A proof of Artin's linear independence of characters

This is an approach different from yours. Let's precise some things.

Definition Let $G$ be a group and $F$ be a field.

1. A character from $G$ to $F$, it's a group homomorphism $\sigma:G\to F^\ast$, being $F^\ast$ the multiplicative group of units of $F$.
2. We say that a finite set of characters $\{\sigma_1,\ldots,\sigma_n\}$ is dependent, if there exist scalars $a_1,\ldots,a_n\in F$, not all $0$, such that $$\sum_{j=1}^n a_j \sigma_j(x) = 0\quad \forall x\in G.$$
3. A finite set of characters is independent if it is not dependent.

Theorem Let $G$ be a group and $F$ be a field. For any $n\in \Bbb N$, any set $\{\sigma_1,\ldots,\sigma_n\}$ of $n$ characters from $G$ to $F$ is independent.

Proof. Proceed by induction.

If $n=1$ and $a\in F$ then $$a\sigma(x) =0\quad \forall x\in G$$ implies $a=0$ because $\sigma(G)\subseteq F^\ast$.

Suppose that the theorem holds for any $k\in\{1,\ldots,n-1\}$, being this our induction hypothesis.

Arguing by contradiction, suppose that there is a set $\{\sigma_1,\ldots,\sigma_n\}$ of $n$ characters from $G$ to $F$ such that there exists $a_1,\ldots,a_n\in F$, not all $0$, such that $$\sum_{j=1}^n a_j\sigma_j(x) = 0\quad\forall x\in G. \tag{1}$$ Notice that if some $a_j$ is $0$ we'll have a dependent set of characters with less than $n$ elements. By our induction hypothesis, this can not be, so all the $a_j$ are not $0$.

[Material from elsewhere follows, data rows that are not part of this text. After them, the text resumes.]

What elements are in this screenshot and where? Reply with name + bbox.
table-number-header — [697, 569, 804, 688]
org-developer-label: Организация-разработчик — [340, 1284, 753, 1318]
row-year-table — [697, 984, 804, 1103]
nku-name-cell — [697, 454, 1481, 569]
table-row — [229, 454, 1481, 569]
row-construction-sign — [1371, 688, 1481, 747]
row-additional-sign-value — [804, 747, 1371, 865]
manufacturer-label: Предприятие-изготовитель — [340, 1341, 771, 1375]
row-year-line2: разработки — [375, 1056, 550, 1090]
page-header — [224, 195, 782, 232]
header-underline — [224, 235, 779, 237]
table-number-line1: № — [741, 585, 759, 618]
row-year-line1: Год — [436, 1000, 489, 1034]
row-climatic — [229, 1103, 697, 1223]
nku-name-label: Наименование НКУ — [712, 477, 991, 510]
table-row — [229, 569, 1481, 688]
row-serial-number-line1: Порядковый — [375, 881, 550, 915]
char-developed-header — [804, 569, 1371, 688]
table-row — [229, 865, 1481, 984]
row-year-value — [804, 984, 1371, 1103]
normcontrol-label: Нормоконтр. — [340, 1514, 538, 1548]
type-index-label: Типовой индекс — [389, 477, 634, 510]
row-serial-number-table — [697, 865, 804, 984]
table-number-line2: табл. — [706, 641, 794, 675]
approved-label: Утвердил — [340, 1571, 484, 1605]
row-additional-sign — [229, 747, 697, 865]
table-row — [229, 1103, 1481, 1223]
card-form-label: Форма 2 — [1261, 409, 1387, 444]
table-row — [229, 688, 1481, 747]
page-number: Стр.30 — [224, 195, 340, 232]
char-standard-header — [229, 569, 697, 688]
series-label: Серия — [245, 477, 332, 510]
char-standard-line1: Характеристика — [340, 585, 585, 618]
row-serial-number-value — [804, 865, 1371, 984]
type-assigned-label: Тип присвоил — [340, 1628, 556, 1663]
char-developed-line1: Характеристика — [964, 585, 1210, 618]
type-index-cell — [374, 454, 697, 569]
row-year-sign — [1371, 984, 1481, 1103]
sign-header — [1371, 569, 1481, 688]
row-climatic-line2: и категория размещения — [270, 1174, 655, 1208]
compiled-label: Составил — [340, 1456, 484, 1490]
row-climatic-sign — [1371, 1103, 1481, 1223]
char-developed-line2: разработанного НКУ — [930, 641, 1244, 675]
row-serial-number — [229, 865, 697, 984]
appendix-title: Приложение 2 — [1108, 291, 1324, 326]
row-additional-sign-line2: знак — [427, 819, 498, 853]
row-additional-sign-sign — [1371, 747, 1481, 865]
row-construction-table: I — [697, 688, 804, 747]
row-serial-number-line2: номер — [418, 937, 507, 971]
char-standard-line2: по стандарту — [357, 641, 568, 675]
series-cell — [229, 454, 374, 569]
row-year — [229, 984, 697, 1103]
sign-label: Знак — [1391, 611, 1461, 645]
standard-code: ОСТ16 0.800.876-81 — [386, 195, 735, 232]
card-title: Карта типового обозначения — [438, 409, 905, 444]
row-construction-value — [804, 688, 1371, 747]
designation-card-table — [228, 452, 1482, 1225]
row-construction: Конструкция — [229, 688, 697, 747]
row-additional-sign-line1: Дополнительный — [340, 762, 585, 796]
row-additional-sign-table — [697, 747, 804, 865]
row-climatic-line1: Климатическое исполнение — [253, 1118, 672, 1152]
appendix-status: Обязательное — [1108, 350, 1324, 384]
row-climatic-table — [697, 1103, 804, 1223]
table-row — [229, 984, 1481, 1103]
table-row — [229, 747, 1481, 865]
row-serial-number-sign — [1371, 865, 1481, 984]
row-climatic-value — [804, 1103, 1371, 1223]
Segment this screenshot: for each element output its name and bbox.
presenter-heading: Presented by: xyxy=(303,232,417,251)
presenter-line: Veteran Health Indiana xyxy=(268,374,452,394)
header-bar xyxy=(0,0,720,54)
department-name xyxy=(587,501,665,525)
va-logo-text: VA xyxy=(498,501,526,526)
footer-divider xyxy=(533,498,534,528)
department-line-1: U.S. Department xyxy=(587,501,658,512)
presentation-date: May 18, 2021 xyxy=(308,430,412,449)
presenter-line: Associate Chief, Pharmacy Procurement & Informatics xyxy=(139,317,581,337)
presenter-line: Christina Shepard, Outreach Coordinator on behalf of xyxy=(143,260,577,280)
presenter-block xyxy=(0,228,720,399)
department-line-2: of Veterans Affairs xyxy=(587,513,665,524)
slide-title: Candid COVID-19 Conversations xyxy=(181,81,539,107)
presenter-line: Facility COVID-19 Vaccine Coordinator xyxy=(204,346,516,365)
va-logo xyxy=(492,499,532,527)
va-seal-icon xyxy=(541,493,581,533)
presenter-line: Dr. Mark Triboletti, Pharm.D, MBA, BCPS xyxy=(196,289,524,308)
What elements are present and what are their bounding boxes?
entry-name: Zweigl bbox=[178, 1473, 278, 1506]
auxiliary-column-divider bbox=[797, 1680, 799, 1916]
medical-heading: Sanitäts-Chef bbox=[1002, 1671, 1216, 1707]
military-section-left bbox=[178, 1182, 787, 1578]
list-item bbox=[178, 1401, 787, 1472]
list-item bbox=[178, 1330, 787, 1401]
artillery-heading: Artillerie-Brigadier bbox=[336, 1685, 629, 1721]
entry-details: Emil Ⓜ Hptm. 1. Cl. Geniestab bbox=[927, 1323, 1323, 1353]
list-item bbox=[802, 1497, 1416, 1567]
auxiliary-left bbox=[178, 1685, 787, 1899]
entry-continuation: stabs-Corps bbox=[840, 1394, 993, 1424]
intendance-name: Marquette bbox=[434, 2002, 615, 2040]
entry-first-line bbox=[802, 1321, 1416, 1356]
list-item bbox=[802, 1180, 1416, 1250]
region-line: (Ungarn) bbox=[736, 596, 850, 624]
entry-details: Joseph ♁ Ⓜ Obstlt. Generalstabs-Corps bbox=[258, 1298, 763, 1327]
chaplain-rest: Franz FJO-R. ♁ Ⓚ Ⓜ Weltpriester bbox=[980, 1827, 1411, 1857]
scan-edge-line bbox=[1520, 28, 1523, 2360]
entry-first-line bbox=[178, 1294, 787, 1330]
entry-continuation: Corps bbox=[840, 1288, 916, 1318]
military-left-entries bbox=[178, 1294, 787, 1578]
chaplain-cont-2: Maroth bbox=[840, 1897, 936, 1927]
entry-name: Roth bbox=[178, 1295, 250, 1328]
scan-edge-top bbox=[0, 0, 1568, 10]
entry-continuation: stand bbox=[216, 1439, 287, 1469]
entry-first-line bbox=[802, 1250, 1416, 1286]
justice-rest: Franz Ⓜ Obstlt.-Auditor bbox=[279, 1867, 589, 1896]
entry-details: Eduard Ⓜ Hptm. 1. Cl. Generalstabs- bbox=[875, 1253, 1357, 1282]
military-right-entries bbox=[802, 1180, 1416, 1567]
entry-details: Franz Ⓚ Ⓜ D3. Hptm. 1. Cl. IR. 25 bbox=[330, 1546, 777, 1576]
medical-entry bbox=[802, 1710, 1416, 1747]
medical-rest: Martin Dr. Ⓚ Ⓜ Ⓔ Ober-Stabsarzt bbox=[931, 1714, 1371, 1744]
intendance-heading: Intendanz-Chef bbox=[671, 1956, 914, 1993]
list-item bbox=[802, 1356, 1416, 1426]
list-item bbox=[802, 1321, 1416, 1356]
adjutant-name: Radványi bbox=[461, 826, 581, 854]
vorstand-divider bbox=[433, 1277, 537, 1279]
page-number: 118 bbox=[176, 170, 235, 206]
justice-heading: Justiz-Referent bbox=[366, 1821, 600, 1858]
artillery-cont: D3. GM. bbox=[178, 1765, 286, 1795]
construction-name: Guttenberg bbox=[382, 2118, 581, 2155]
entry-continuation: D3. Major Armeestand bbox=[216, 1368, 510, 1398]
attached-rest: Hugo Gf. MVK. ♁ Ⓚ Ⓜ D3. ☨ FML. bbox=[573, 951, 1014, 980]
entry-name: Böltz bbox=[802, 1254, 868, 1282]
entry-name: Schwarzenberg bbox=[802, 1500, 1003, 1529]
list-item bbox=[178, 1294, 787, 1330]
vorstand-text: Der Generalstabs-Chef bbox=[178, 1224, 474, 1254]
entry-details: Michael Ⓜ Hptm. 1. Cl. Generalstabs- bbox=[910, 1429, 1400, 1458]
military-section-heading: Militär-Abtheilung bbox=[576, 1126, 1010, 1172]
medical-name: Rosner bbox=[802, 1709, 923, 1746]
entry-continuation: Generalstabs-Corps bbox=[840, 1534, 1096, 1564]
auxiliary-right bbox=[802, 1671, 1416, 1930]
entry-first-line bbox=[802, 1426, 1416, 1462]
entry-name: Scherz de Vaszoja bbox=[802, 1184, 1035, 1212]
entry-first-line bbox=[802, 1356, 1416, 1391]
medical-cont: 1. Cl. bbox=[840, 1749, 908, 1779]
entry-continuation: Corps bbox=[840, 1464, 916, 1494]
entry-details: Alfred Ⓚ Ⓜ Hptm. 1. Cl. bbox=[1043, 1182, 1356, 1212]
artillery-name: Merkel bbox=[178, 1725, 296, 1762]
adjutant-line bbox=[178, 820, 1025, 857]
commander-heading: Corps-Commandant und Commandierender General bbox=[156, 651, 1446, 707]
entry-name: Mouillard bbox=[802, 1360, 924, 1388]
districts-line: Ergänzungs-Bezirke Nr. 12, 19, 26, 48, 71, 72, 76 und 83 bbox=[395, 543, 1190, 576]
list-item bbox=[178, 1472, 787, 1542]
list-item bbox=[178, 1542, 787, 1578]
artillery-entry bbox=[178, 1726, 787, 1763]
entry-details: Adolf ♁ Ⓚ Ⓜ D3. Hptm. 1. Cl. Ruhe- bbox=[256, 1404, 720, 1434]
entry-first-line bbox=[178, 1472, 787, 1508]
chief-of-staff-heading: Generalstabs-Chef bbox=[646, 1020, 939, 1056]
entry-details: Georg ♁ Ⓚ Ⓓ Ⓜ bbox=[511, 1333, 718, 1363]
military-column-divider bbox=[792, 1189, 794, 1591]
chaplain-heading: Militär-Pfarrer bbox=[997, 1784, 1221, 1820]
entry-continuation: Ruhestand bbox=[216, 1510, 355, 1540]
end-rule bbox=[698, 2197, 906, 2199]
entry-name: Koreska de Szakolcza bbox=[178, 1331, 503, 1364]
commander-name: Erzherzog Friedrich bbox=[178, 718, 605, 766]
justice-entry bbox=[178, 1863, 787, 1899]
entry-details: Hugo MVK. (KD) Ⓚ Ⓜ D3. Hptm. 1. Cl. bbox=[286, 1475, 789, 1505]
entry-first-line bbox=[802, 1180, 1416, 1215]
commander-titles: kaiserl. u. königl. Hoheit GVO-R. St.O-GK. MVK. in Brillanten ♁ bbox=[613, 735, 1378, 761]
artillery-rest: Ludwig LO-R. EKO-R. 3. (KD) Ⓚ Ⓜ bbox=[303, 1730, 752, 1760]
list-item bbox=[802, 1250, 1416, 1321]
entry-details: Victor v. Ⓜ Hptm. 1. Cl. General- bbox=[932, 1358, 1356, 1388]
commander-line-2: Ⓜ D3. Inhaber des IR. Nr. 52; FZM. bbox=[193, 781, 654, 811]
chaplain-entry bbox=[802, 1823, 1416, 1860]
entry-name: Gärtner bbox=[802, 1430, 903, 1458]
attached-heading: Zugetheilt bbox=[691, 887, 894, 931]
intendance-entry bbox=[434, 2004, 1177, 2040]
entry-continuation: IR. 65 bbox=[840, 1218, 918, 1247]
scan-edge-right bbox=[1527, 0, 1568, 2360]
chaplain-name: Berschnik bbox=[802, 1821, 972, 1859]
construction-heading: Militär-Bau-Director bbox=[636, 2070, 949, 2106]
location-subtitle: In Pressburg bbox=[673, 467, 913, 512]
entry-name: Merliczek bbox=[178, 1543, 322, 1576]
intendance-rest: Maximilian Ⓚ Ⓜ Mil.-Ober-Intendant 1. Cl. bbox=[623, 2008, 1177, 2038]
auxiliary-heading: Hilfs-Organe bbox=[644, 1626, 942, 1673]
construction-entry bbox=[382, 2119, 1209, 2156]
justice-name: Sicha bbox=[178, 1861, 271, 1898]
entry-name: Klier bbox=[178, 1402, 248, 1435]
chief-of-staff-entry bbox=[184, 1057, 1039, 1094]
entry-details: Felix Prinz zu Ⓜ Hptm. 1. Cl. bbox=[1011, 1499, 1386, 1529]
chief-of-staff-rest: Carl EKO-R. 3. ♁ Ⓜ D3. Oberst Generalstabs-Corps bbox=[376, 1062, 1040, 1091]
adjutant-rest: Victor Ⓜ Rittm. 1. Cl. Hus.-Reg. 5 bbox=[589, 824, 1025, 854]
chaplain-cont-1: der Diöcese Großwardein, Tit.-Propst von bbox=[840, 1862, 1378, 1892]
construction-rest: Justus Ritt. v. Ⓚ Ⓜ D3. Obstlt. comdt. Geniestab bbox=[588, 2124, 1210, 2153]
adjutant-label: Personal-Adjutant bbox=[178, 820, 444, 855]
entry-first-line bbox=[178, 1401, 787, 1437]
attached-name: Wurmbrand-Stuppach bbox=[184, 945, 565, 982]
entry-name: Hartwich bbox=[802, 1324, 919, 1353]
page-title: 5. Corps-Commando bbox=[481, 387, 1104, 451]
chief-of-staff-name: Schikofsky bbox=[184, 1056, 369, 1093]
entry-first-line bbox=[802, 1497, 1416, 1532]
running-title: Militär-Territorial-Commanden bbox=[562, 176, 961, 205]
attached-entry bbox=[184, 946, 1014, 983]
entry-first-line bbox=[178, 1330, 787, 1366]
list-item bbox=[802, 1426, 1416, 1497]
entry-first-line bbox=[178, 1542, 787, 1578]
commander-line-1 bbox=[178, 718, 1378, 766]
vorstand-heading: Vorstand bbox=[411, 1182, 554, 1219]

Dividing in (1) by $a_n$, we can assume that $a_n=1$. So, we have $$0=a_1\sigma_1(x)+\cdots+a_{n-1}\sigma_{n-1}(x) + \sigma_n(x)\quad \forall x\in G.\tag{2}$$

Now, $\sigma_1\neq \sigma_n$ (otherwise $\{\sigma_1,\ldots,\sigma_n\}$ has not $n$ elements) and thus there is some $g\in G$ such that $\sigma_1(g)\neq \sigma_n(g)$. Equation (2) is valid for any element of $G$, particularly it is valid for elements of the from $gx$ with $x\in G$, then we get $$0=a_1\sigma_1(g)\sigma_1(x)+\cdots+a_{n-1}\sigma_{n-1}(g)\sigma_{n-1}(x)+\sigma_n(g)\sigma_n(x)\quad\forall x\in G.$$

Divide this last equation by $\sigma_n(g)$: $$0=a_1\frac{\sigma_1(g)}{\sigma_n(g)}\sigma_1(x)+\cdots+a_{n-1}\frac{\sigma_{n-1}(g)}{\sigma_n(g)}\sigma_{n-1}(x)+\sigma_n(x)\quad\forall x\in G.$$

Subtracting the equation (2) from this last one, we get $$0=a_1\left[\frac{\sigma_1(g)}{\sigma_n(g)}-1\right]\sigma_1(x)+\cdots+a_{n-1}\left[\frac{\sigma_{n-1}(g)}{\sigma_n(g)}-1\right]\sigma_{n-1}(x)\quad\forall x\in G.$$

Thanks to the independence of $\{\sigma_1,\ldots\sigma_{n-1}\}$ we obtain $$a_1\left[\frac{\sigma_1(g)}{\sigma_n(g)}-1\right]=0,$$ and since $a_1\neq 0$, this implies $\sigma_1(g)=\sigma_n(g)$, which is absurd due to the choose of $g$.